A reminder to myself.


The school is now locked down to dodge Covid-19 but the work of its gardener continues. There are flowers to be admired (the little cowslips have appeared, is there anything lovelier?) vegetables to be planted for the children’s return (or eaten by us if they don’t come back in time) and weeds to be removed. I say weeds but, in fact, my attention is focused almost exclusively on one weed in particular; the heinous Bishop’s weed.

Bishop’s weed is not something smoked by prelates wishing to acquire a patina of peacefulness before their Sunday sermon. It is a pernicious weed that spreads by seed but also, more invasively, through its underground root system. If you remove everything but one tiny piece of the root, back it comes. It is like that woman who is lying dead in the bath one moment and the next has risen with a knife in her hand. Her. Remember? It is the stuff of nightmare.

Last autumn, I spent many weeks removing every fragment. I told Jimmy, my neighbour, who also suffers, that I had removed Bishop’s weed completely. He looked at me in his practised way – he is a doctor used to the manifestions of delusion in all its forms – and said nothing.
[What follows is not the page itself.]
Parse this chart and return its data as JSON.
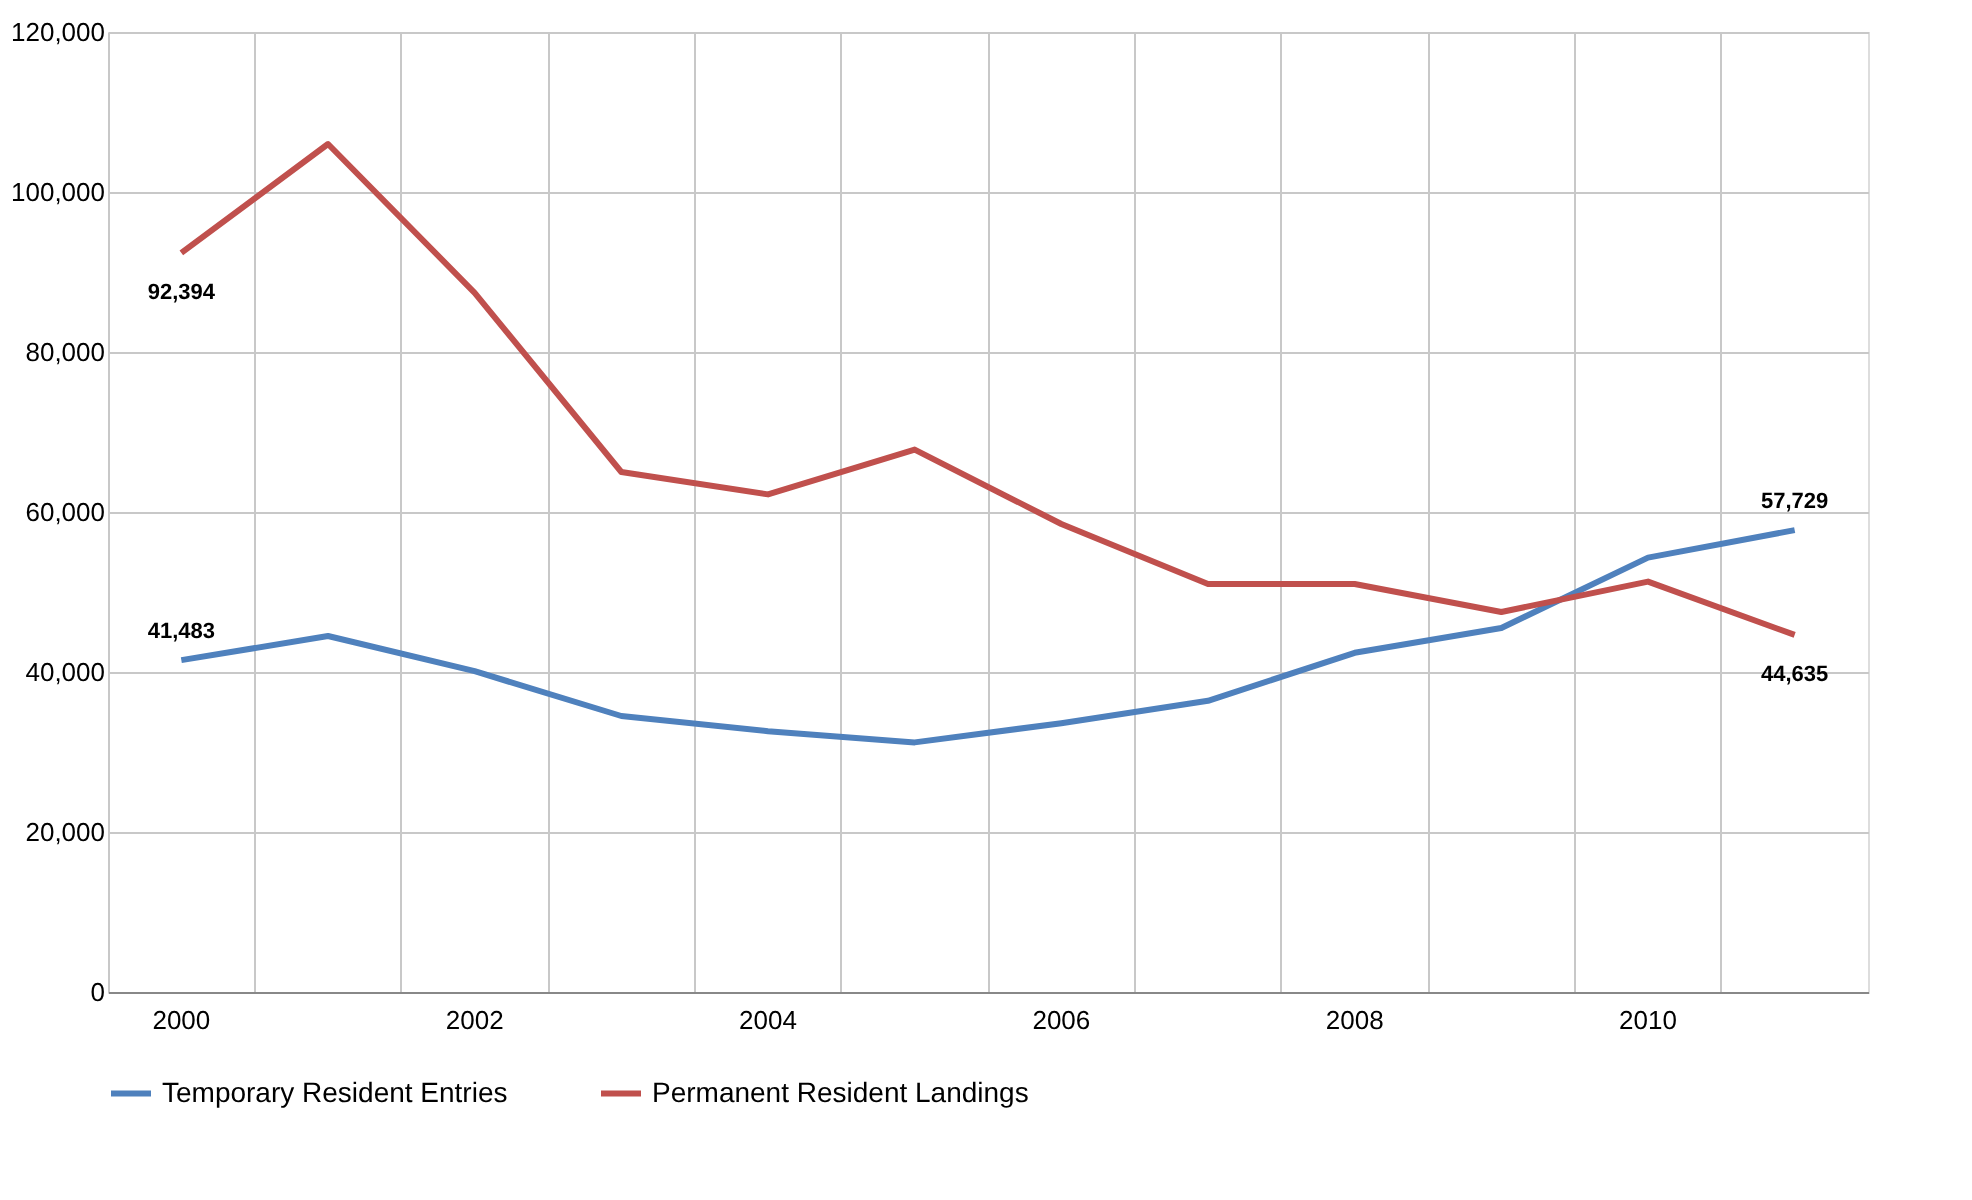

Well, Bishop’s weed is now back, threatening once again to overwhelm our lovely, gentle wild flowers; and my relentless pursuit of it continues.

And yet, and yet, is it right that someone who sits for hours a day in meditation should be so attached to the destruction of a mere plant? Don’t I know that attachment is misery? Don’t I, along with the old Scots poet, William Dunbar, understand that, ‘Our pleasance heir is all vane glory/ This fals warld is bot transitory.’

And if the world, and everything in it, is transitory, (as it is), the conclusion must be – though this was not Dunbar’s – that we should look upon the things outside ourselves with equanimity. The stuff of the world will come and go, do its thing as it will, and be quite beyond our control. The best we can do is a bit of weeding, try to mitigate at the edges – just so long as we don’t come to believe we can change the nature of things as they are.

I understand, or at least the saner part of me understands, that the nature of Bishop’s weed is such that I’ll never remove it. I might reduce it, keep it from overrunning the garden, but it will always be there lurking in some corner. And so it may be also with this coronavirus. To be reduced, perhaps, but not eradicated.

Dunbar’s conclusion from his observation of the world was a fear of death (‘timor mortis conturbat me’) but this is not the logic of the thing. If all about us is vainglorious and transitory – Bishop’s weed and the virus alike – there is no point in ruffling our internal waters by wishing it otherwise.

And such unruffled detachment is definitely something I’ll try to practise as I remorselessly hunt down every last piece of that blot of nature, that skulking weed.